W → podaniach, odwołujących się do wierzeń ludowych, ofiarą bywa zazwyczaj człowiek. Jego wrogiem, z którym przychodzi mu się skonfrontować, jest najczęściej postać demoniczna, np. diabeł, → dziwożona, → zmora. W przeciwieństwie do bajki magicznej, gdzie bohater ostatecznie pokonuje przeciwnika, w opowieściach wierzeniowych rzadko kiedy wychodzi on bez szwanku ze spotkania z demonem. Dysponujący nadludzką siłą czart lub → topielec bez powodu potrafi ofiarę poturbować, a nawet zabić. Czasami → wina leży po stronie człowieka, bowiem nie przestrzega obowiązujących zasad, nie zachowuje ostrożności w miejscach czy porach granicznych bądź nie stosuje się do zaleceń:

Kilku panów grywało co wieczór w karty do północy. Jednego razu gospodarz posłał służącą w nocy po wino. Służąca zastała w piwnicy panów, grających w karty. Pozwolili jej wziąć wina, ale zabronili przychodzić po raz drugi. Służąca opowiedziała gospodarzowi domu co widziała, ale ją wyśmiano.

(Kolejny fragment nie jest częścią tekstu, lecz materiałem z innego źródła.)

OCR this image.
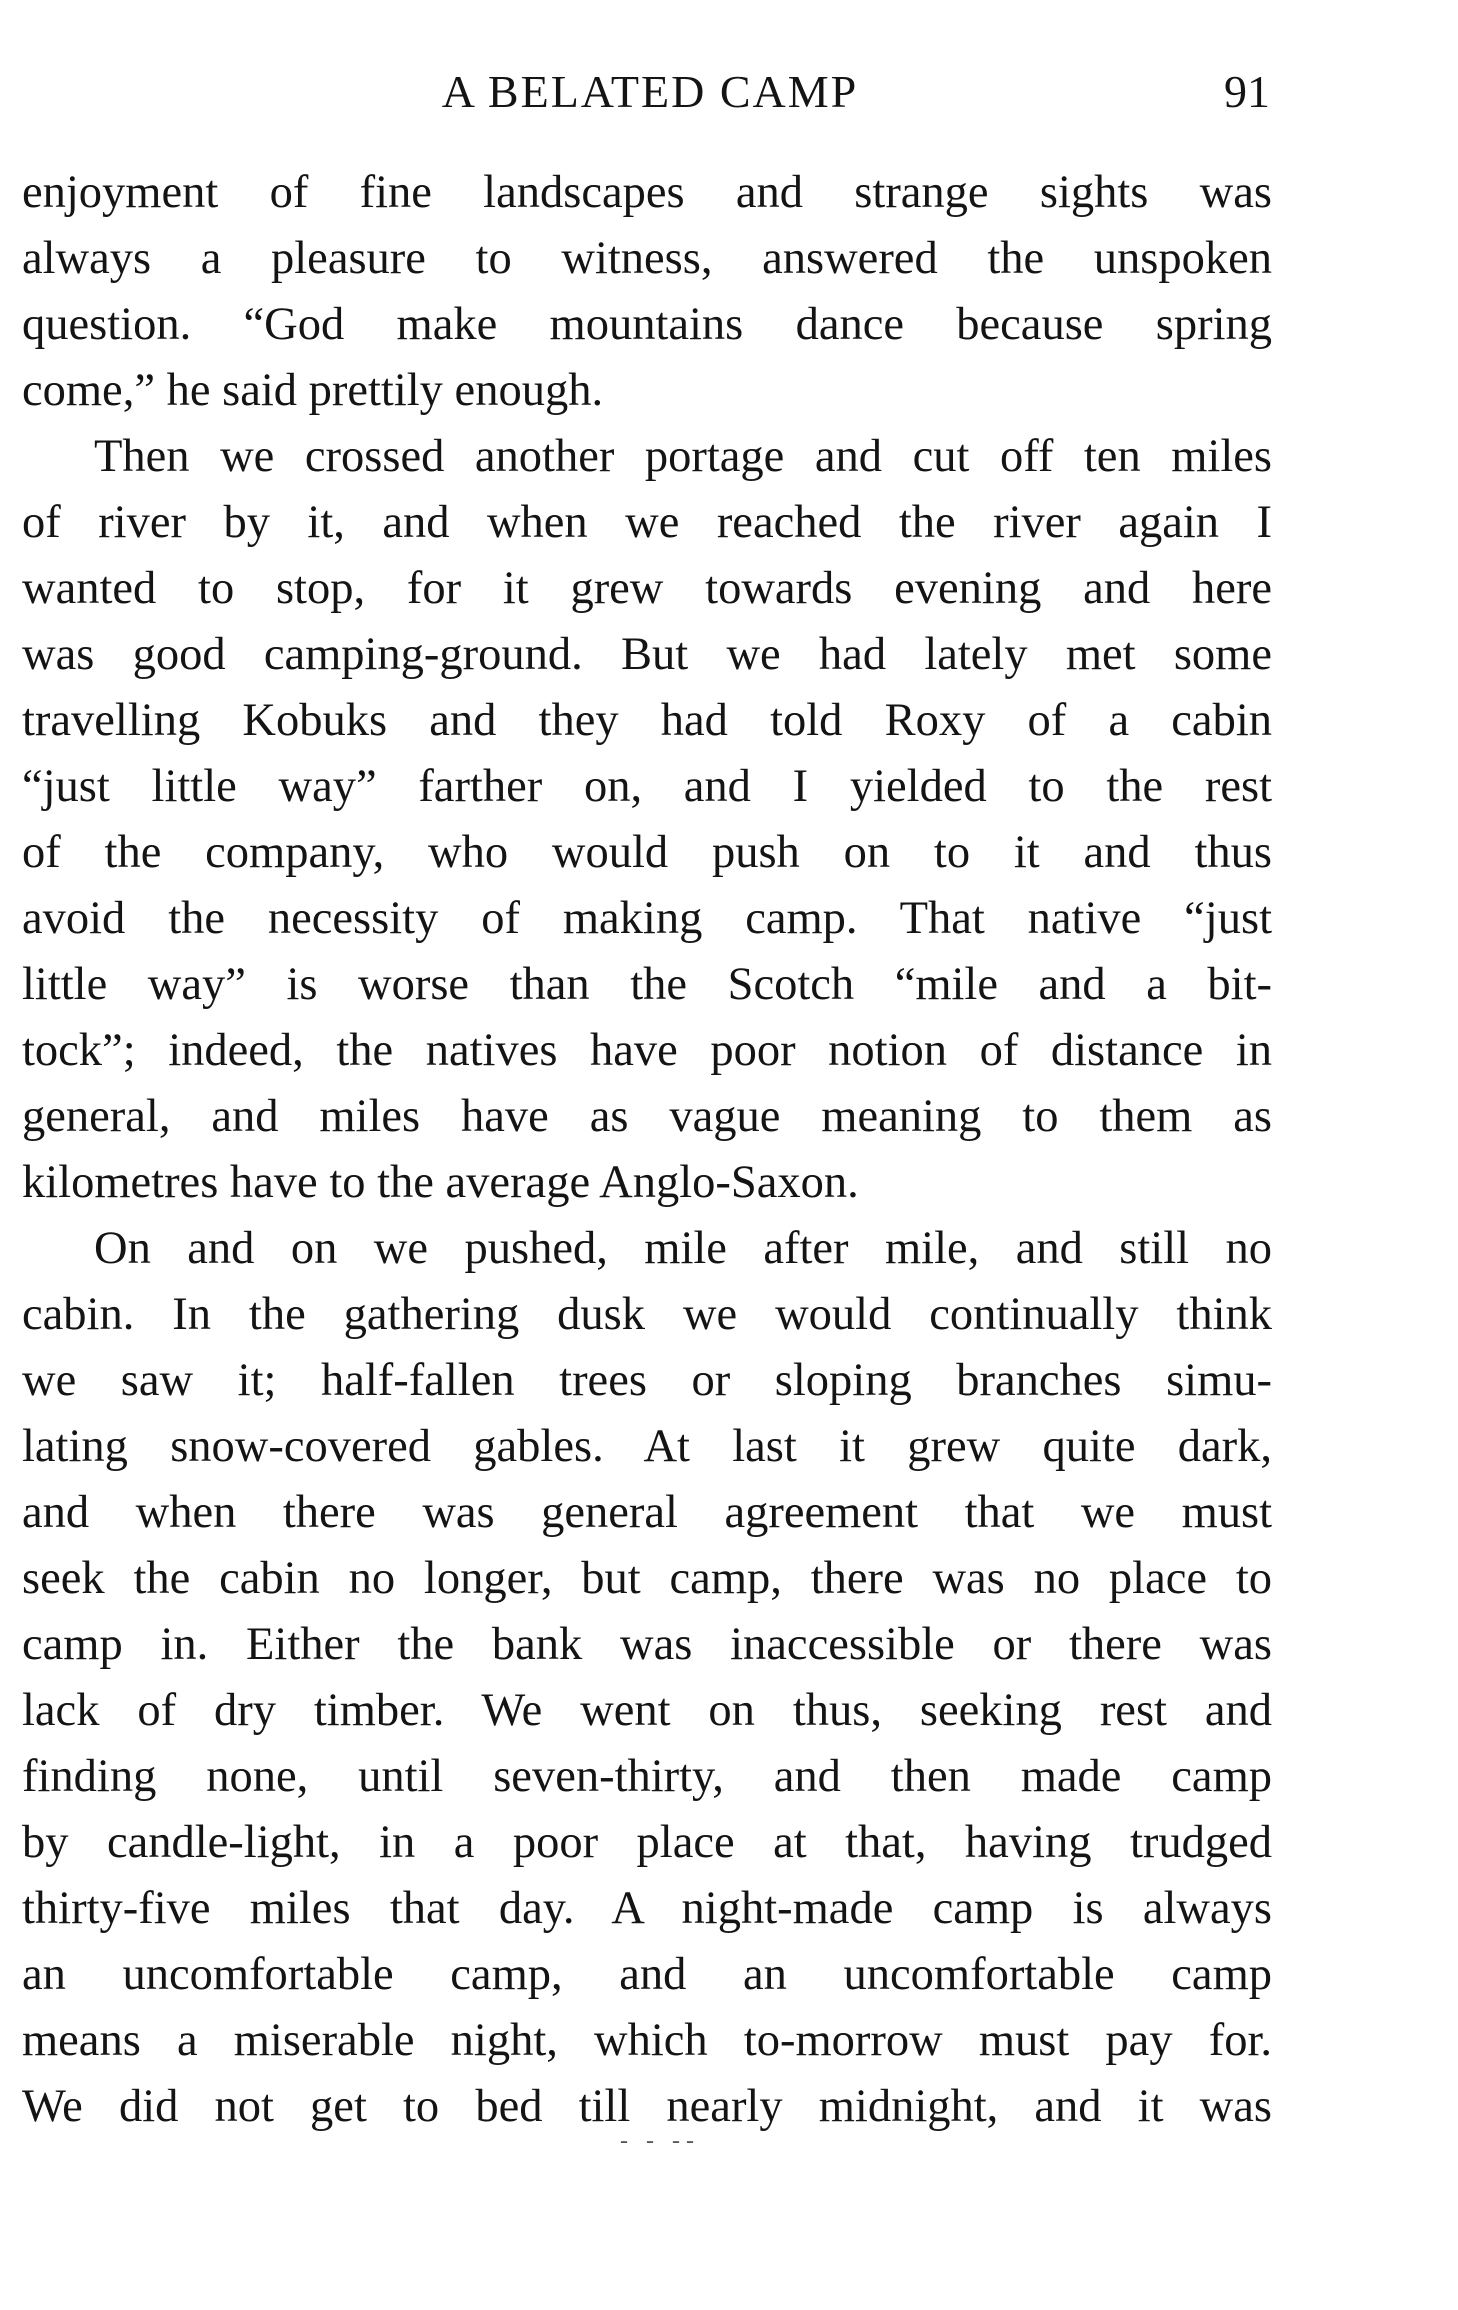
A BELATED CAMP	91
enjoyment of fine landscapes and strange sights was
always a pleasure to witness, answered the unspoken
question. “God make mountains dance because spring
come,” he said prettily enough.
Then we crossed another portage and cut off ten miles
of river by it, and when we reached the river again I
wanted to stop, for it grew towards evening and here
was good camping-ground. But we had lately met some
travelling Kobuks and they had told Roxy of a cabin
“just little way” farther on, and I yielded to the rest
of the company, who would push on to it and thus
avoid the necessity of making camp. That native “just
little way” is worse than the Scotch “mile and a bit-
tock”; indeed, the natives have poor notion of distance in
general, and miles have as vague meaning to them as
kilometres have to the average Anglo-Saxon.
On and on we pushed, mile after mile, and still no
cabin. In the gathering dusk we would continually think
we saw it; half-fallen trees or sloping branches simu-
lating snow-covered gables. At last it grew quite dark,
and when there was general agreement that we must
seek the cabin no longer, but camp, there was no place to
camp in. Either the bank was inaccessible or there was
lack of dry timber. We went on thus, seeking rest and
finding none, until seven-thirty, and then made camp
by candle-light, in a poor place at that, having trudged
thirty-five miles that day. A night-made camp is always
an uncomfortable camp, and an uncomfortable camp
means a miserable night, which to-morrow must pay for.
We did not get to bed till nearly midnight, and it was
- - --
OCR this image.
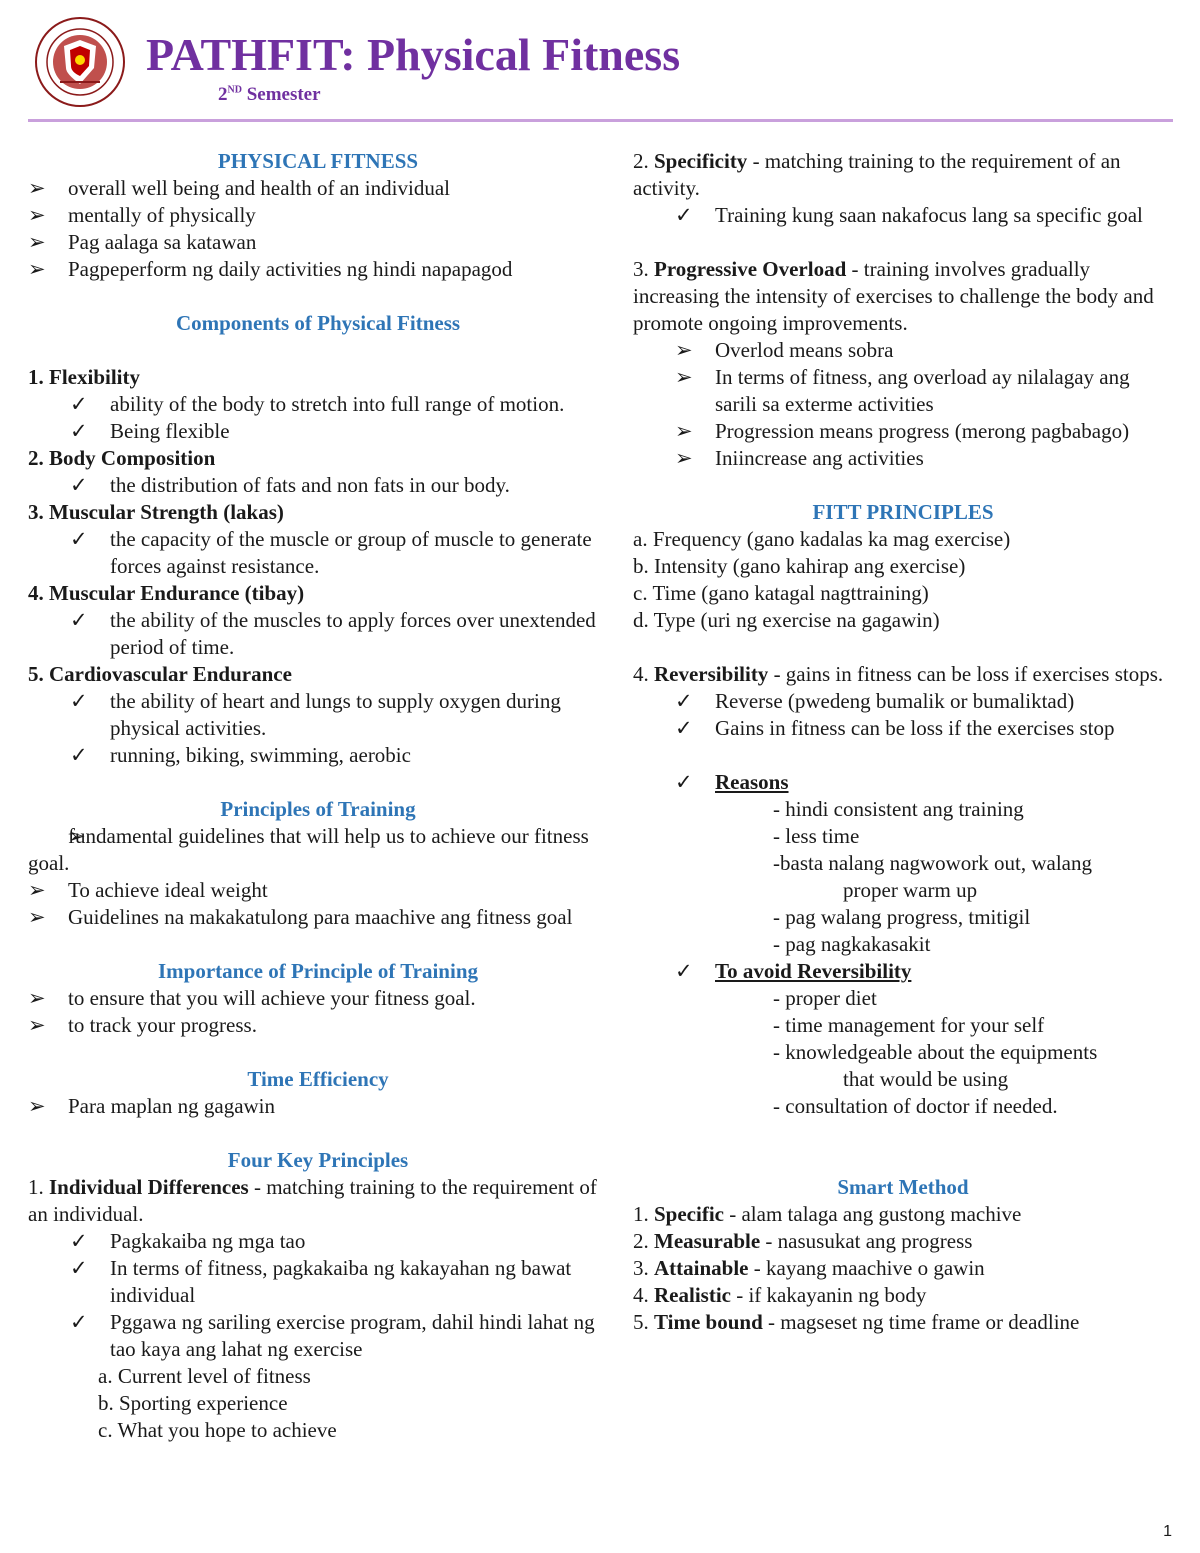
PATHFIT: Physical Fitness
2ND Semester
PHYSICAL FITNESS
➢ overall well being and health of an individual
➢ mentally of physically
➢ Pag aalaga sa katawan
➢ Pagpeperform ng daily activities ng hindi napapagod
Components of Physical Fitness
1. Flexibility
✓ ability of the body to stretch into full range of motion.
✓ Being flexible
2. Body Composition
✓ the distribution of fats and non fats in our body.
3. Muscular Strength (lakas)
✓ the capacity of the muscle or group of muscle to generate forces against resistance.
4. Muscular Endurance (tibay)
✓ the ability of the muscles to apply forces over unextended period of time.
5. Cardiovascular Endurance
✓ the ability of heart and lungs to supply oxygen during physical activities.
✓ running, biking, swimming, aerobic
Principles of Training
➢ fundamental guidelines that will help us to achieve our fitness goal.
➢ To achieve ideal weight
➢ Guidelines na makakatulong para maachive ang fitness goal
Importance of Principle of Training
➢ to ensure that you will achieve your fitness goal.
➢ to track your progress.
Time Efficiency
➢ Para maplan ng gagawin
Four Key Principles
1. Individual Differences - matching training to the requirement of an individual.
✓ Pagkakaiba ng mga tao
✓ In terms of fitness, pagkakaiba ng kakayahan ng bawat individual
✓ Pggawa ng sariling exercise program, dahil hindi lahat ng tao kaya ang lahat ng exercise
a. Current level of fitness
b. Sporting experience
c. What you hope to achieve
2. Specificity - matching training to the requirement of an activity.
✓ Training kung saan nakafocus lang sa specific goal
3. Progressive Overload - training involves gradually increasing the intensity of exercises to challenge the body and promote ongoing improvements.
➢ Overlod means sobra
➢ In terms of fitness, ang overload ay nilalagay ang sarili sa exterme activities
➢ Progression means progress (merong pagbabago)
➢ Iniincrease ang activities
FITT PRINCIPLES
a. Frequency (gano kadalas ka mag exercise)
b. Intensity (gano kahirap ang exercise)
c. Time (gano katagal nagttraining)
d. Type (uri ng exercise na gagawin)
4. Reversibility - gains in fitness can be loss if exercises stops.
✓ Reverse (pwedeng bumalik or bumaliktad)
✓ Gains in fitness can be loss if the exercises stop
✓ Reasons
- hindi consistent ang training
- less time
-basta nalang nagwowork out, walang
proper warm up
- pag walang progress, tmitigil
- pag nagkakasakit
✓ To avoid Reversibility
- proper diet
- time management for your self
- knowledgeable about the equipments
that would be using
- consultation of doctor if needed.
Smart Method
1. Specific - alam talaga ang gustong machive
2. Measurable - nasusukat ang progress
3. Attainable - kayang maachive o gawin
4. Realistic - if kakayanin ng body
5. Time bound - magseset ng time frame or deadline
1
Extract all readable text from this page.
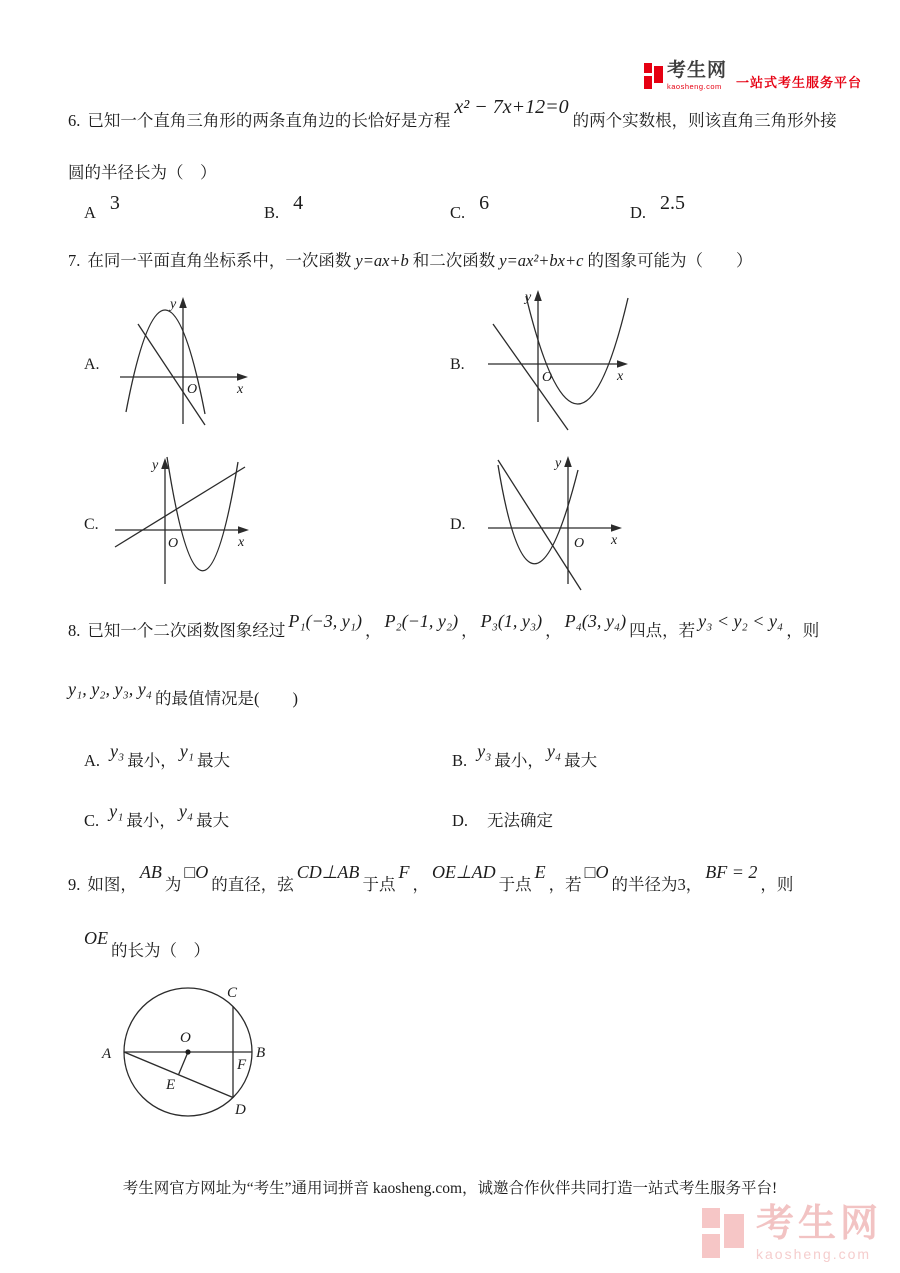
考生网
kaosheng.com	一站式考生服务平台
6. 已知一个直角三角形的两条直角边的长恰好是方程x² − 7x+12=0的两个实数根，则该直角三角形外接
圆的半径长为（　）
A 3	B. 4	C. 6	D. 2.5
7. 在同一平面直角坐标系中，一次函数 y=ax+b 和二次函数 y=ax²+bx+c 的图象可能为（　　）
A.
y
x
O
B.
y
x
O
C.
y
x
O
D.
y
x
O
8. 已知一个二次函数图象经过 P₁(−3, y₁) ， P₂(−1, y₂) ， P₃(1, y₃) ， P₄(3, y₄) 四点，若 y₃ < y₂ < y₄ ，则
y₁, y₂, y₃, y₄ 的最值情况是(　　)
A. y₃ 最小， y₁ 最大	B. y₃ 最小， y₄ 最大
C. y₁ 最小， y₄ 最大	D. 无法确定
9. 如图，AB为□O的直径，弦CD⊥AB于点F，OE⊥AD于点E，若□O的半径为3，BF = 2，则
OE的长为（　）
A	B
C
D
E
F
O
考生网官方网址为“考生”通用词拼音 kaosheng.com，诚邀合作伙伴共同打造一站式考生服务平台!
考生网
kaosheng.com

Panowie wypili wino i zażądali jeszcze, gdy wszakże służąca do piwnicy pójść nie chciała, gospodarz poszedł po wino. Ale karciarze z piwnicy porwali go i zabili. Znaleziono potym tylko kości jego i рsа, ziejącego ogniem, który był na straży. Djabli porwali byli duszę karciarza (T 3015 „Diabeł i karciarze”; Knoop 1894, s. 770).

Niekiedy w podaniach człowiek staje się ofiarą własnego skąpstwa, nieuwagi lub roztrzepania, jak w opowieściach T 3100 → „Kwiat paproci”. Chłop szczęśliwym trafem wchodzi w posiadanie cudownego ziela zapewniającego widzenie → skarbów (kwiat wpada mu do buta w noc świętojańską), a tym samym ma moc ich pozyskania. Kiedy jednak ściąga obuwie, nieświadomie pozbywa się rośliny i traci nadprzyrodzone zdolności (np. Lorentz 1924, s. 766-767; Kolberg 1962 (1874), s. 123-124). Zdarza się, że człowiek, kierując się własnym dobrem, narusza ład świata, co również staje się powodem nieszczęścia:

Pewna matka, straciwszy córkę jedynaczkę, prosiła Boga w dzień zaduszny, aby się jéj umarła ukazała. Jakoż się wkrótce ukazała istotnie: przyszła do chaty i stanęła przy stole, i stała, nieruszając się z miejsca, dwa tygodnie, aż jéj matka bać się zaczęła. Poszła tedy do księdza i prosiła o radę, co ma robić? Ksiądz poradził jéj, aby, gdy będzie miała iść do kościoła, ubierała się poty, póki się nabożeństwo nie skończy. Matka postąpiła według téj rady. I oto córka się poruszyła i przemówiła, zapytując:
- Dokąd się to matka wybiera?
- Do kościoła – odrzekła.
- A po co? – zapytała umarła po chwili.
- Na ślub – odpowiedziała matka.
- Czyj to ślub? – pyta znowu córka.
- Chrześniaczki z chrzestnym – mówi matka.
- A niech idą na przepaście! – krzyknęła córka, i wnet znikła na zawsze (T 4015 „Kobieta i zmarli”; Piątkowska 1890, s. 119).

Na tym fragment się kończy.